Congress has asked for a better explanation from the company, sending the company a letter, saying,
Disney's apparent cooperation with officials of the People's Republic of China (PRC) who are most responsible for committing atrocities -- or for covering up those crimes -- is profoundly disturbing. The decision to film parts of Mulan in the XUAR, in cooperation with local security and propaganda elements, offers tacit legitimacy to these perpetrators of crimes that may warrant the designation of genocide.
While Disney officials do notn believe that cooperating with this group is a big deal, the trouble for the company seems to have only just begun.
This week has not been a good one for Amazon. Since the beginning of the lockdown, price gouging has been a huge problem with online marketplaces. However, Amazon has worked to prevent third-party sellers from using the site to take advantage of shoppers. They have removed over a million listings and 10,000 sellers from the platform for price gouging. But, it turns out that Amazon's first-party prices are also out of control.

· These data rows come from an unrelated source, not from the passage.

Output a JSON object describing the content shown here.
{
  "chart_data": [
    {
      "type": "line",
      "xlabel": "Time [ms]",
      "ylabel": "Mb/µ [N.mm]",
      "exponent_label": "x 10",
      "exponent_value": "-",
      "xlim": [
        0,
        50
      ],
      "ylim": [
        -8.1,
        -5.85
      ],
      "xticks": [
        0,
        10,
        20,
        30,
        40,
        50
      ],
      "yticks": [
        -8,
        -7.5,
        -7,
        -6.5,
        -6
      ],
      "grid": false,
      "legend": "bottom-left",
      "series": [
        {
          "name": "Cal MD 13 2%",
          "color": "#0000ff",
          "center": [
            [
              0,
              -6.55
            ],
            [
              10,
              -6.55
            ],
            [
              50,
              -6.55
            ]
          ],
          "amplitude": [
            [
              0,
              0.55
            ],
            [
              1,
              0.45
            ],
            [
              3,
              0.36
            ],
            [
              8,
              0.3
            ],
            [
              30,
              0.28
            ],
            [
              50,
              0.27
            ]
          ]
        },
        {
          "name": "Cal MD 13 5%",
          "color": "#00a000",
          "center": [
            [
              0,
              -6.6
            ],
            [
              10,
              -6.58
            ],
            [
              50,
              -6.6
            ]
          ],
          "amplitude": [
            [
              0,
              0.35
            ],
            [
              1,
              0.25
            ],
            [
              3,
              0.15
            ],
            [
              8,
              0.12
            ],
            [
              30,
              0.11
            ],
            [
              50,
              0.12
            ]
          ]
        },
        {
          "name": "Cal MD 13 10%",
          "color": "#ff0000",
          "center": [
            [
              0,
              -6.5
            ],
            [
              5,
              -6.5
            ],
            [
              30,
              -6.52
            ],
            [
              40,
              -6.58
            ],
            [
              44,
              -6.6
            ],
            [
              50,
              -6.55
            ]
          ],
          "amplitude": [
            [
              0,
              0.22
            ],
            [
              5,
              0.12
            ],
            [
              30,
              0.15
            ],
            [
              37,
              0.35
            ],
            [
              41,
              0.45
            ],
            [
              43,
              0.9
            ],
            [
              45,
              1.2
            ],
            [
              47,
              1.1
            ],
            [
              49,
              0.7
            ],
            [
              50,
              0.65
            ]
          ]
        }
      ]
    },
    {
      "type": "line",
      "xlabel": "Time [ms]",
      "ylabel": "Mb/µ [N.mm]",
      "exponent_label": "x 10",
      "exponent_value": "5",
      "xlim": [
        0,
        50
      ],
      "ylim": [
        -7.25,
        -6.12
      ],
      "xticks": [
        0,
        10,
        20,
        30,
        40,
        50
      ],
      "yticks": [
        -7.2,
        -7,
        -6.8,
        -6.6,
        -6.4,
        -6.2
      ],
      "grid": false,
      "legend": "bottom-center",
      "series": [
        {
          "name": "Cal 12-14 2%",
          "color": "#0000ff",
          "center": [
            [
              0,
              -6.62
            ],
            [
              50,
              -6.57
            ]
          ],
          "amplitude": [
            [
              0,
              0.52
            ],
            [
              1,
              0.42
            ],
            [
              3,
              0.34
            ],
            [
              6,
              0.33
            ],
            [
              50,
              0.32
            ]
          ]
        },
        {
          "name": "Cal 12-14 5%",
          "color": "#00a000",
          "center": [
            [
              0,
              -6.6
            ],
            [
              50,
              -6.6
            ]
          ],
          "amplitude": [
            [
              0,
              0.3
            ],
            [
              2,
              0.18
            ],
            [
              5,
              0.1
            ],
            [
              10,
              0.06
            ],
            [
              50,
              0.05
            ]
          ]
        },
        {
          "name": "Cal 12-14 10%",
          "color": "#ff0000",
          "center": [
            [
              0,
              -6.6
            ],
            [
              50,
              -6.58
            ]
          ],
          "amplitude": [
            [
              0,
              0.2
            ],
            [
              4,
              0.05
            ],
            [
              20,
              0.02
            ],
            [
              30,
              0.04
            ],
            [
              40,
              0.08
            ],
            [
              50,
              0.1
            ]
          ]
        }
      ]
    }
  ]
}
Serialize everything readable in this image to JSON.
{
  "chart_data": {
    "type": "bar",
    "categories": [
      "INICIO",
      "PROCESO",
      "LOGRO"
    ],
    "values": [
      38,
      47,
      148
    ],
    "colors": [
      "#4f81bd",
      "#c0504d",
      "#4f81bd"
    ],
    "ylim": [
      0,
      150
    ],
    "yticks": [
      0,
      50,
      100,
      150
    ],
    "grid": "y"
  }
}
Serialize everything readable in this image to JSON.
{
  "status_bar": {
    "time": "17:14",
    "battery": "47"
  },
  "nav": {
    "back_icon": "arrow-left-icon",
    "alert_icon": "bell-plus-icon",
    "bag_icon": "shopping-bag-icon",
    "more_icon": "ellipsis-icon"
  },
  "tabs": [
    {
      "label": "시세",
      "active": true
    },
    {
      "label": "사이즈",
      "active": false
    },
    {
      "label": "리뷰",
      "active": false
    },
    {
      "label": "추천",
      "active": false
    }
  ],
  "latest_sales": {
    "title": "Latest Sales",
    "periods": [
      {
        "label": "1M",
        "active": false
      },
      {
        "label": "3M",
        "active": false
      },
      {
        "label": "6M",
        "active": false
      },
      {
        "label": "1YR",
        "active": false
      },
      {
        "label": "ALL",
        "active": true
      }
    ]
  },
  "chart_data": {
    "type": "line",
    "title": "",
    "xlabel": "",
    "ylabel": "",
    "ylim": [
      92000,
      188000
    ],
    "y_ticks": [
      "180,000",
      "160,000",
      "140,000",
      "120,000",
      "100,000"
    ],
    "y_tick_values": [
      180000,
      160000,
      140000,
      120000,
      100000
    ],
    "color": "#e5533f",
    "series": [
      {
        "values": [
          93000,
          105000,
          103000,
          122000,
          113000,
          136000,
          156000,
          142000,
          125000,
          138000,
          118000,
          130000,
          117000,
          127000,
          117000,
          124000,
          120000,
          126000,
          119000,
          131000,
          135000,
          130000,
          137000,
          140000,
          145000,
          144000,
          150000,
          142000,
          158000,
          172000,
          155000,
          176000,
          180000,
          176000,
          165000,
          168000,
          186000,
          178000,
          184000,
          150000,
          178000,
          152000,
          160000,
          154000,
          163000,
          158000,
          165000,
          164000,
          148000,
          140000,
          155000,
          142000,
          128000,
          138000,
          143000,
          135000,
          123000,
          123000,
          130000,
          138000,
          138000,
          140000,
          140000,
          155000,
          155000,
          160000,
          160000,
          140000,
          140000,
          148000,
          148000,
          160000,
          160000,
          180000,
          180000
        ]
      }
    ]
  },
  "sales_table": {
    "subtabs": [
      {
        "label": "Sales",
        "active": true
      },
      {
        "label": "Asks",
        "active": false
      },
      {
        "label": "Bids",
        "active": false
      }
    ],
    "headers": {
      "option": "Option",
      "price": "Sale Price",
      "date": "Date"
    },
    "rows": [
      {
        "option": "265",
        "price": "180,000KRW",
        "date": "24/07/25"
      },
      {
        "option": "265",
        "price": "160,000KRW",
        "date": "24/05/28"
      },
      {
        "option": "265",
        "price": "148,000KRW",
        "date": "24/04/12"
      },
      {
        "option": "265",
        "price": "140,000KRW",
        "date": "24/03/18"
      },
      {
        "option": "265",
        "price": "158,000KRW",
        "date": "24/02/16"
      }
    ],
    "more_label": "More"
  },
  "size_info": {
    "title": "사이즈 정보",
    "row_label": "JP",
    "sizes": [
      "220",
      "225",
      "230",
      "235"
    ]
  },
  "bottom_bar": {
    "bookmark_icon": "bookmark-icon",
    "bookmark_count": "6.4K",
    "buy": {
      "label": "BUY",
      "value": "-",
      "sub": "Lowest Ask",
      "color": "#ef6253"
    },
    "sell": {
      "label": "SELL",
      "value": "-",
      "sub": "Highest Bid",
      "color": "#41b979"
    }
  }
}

Consumer watchdog organization Public Citizen released a new report showing that Amazon has raised prices on some of its first-party products up to 1000% above their normal prices. They point out two products, in particular: face masks which raised to $40 instead of $4, and corn starch which raised to $9 from $0.90.
It is troubling that so much effort was put into blaming third-party sellers, but so little effort was made to stop the price increases-including on the products sold by Amazon directly. Amazon is not merely a victim in the price gouging on its marketplace. It is a perpetrator.
But first-party pricing isn't the only issue plaguing the platform. First-party products from the AmazonBasics line are seeing a huge number of serious defects. The company has previously had issues with products still being listed and sold on its platform after serious defects or even recalls, but those came from third-party sellers. It's a challenge for the company to regulate every listing, but when it comes to its own products, they seem to ignore issues.
Experts at the University of Maryland, as part of a CNN investigation into over 1500 consumer reviews about seriously faulty products, were able to replicate some of the issues. The most dangerous was an AmazonBasics microwave which has a tendency to spark, which could lead to a fire. Amazon disagrees with the report's use of consumer reviews but ignores video evidence of the issues.